Assessing the Assessments
Watson, who formerly directed the Intergovernmental Panel on Climate Change (IPCC), the ongoing United Nations-led effort to document global warming, says that, in an effort to secure wide dissemination and acceptance, the MEA will borrow some of the techniques of the IPCC, whose massive periodic reports are written by a broad range of scientists. The MEA will, for example, be written and reviewed by 1,000-2,000 scientists, assuring wide scientific awareness of the product (the PAGE, by contrast, got almost no publicity). To further ensure acceptance, MEA organizers are talking with environment ministries, industry leaders, and international organizations such as the World Health Organization during the planning phase.

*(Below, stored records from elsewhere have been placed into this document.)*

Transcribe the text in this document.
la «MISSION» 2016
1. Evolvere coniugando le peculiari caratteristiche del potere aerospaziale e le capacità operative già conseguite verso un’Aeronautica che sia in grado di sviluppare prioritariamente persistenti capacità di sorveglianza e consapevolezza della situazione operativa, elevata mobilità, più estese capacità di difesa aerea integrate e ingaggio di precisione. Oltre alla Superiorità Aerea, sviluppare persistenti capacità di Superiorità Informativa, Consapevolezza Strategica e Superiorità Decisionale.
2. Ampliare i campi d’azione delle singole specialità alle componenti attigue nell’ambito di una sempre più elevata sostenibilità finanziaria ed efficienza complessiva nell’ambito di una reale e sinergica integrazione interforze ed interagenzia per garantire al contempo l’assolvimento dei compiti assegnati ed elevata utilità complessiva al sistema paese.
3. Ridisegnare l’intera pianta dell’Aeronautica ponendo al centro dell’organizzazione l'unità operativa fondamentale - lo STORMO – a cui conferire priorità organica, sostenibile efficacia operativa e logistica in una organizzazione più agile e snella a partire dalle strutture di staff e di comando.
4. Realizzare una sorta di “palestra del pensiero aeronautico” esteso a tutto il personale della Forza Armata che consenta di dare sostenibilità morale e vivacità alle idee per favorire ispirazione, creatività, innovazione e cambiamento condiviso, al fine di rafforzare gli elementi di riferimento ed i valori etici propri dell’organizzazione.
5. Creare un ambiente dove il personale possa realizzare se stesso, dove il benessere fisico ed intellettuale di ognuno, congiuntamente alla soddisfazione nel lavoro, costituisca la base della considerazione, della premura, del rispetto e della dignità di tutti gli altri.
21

The carbon storage example points to one key hurdle of these assessments: the sheer complexity of global environmental problems. Carpenter says he hopes to deal with that complexity in the MEA without getting bogged down. "I intend to make hard-nosed, pragmatic decisions to keep complexity under control," he says. "You will leave some important things out, but you will actually get something done." For a project as ambitious as the MEA, he adds, "it would be disastrous to wallow in complexity and never develop a product."
William Clark, a professor of international science public policy at Harvard University's Belfer Center for Science and International Affairs, says rushing to judgment on large international scientific efforts such as the MEA is a mistake. After years of study of the effectiveness of similar efforts, he found that even the most influential reports tend to be less influential when considered by themselves. Ecosystem assessments, he says, should be seen as part of a long-term process that will go on to produce future reports and actions. He points to the highly influential IPCC, which has successfully positioned itself as the final authority on climate change but which initially got little notice outside the field.
Clark dismisses the idea that the MEA and future assessments like it will become just another global ecosystem report gathering dust on the shelves of scientists and policy makers. Cynics, of course, wonder whether these reports will really tell us about how to reallocate resources. Will they be dismissed as too ambitious or too complicated? Will they help in the inevitable political and economic battles over development and environment? And will the MEA, like its predecessor the PAGE, disappear from view as soon as it's finished?
Watson acknowledges the possibility of that happening, but says the MEA is determined to make its report count. The goal, he says, is "not to tell us that world ecosystems are falling apart--we know that--but to identify the underlying causes. It's not to have prescriptions, but to demonstrate what different choices will mean to meeting our needs for food, fiber, etc. The onus is on us that it's not just another book showing that we're going to hell in a handbasket."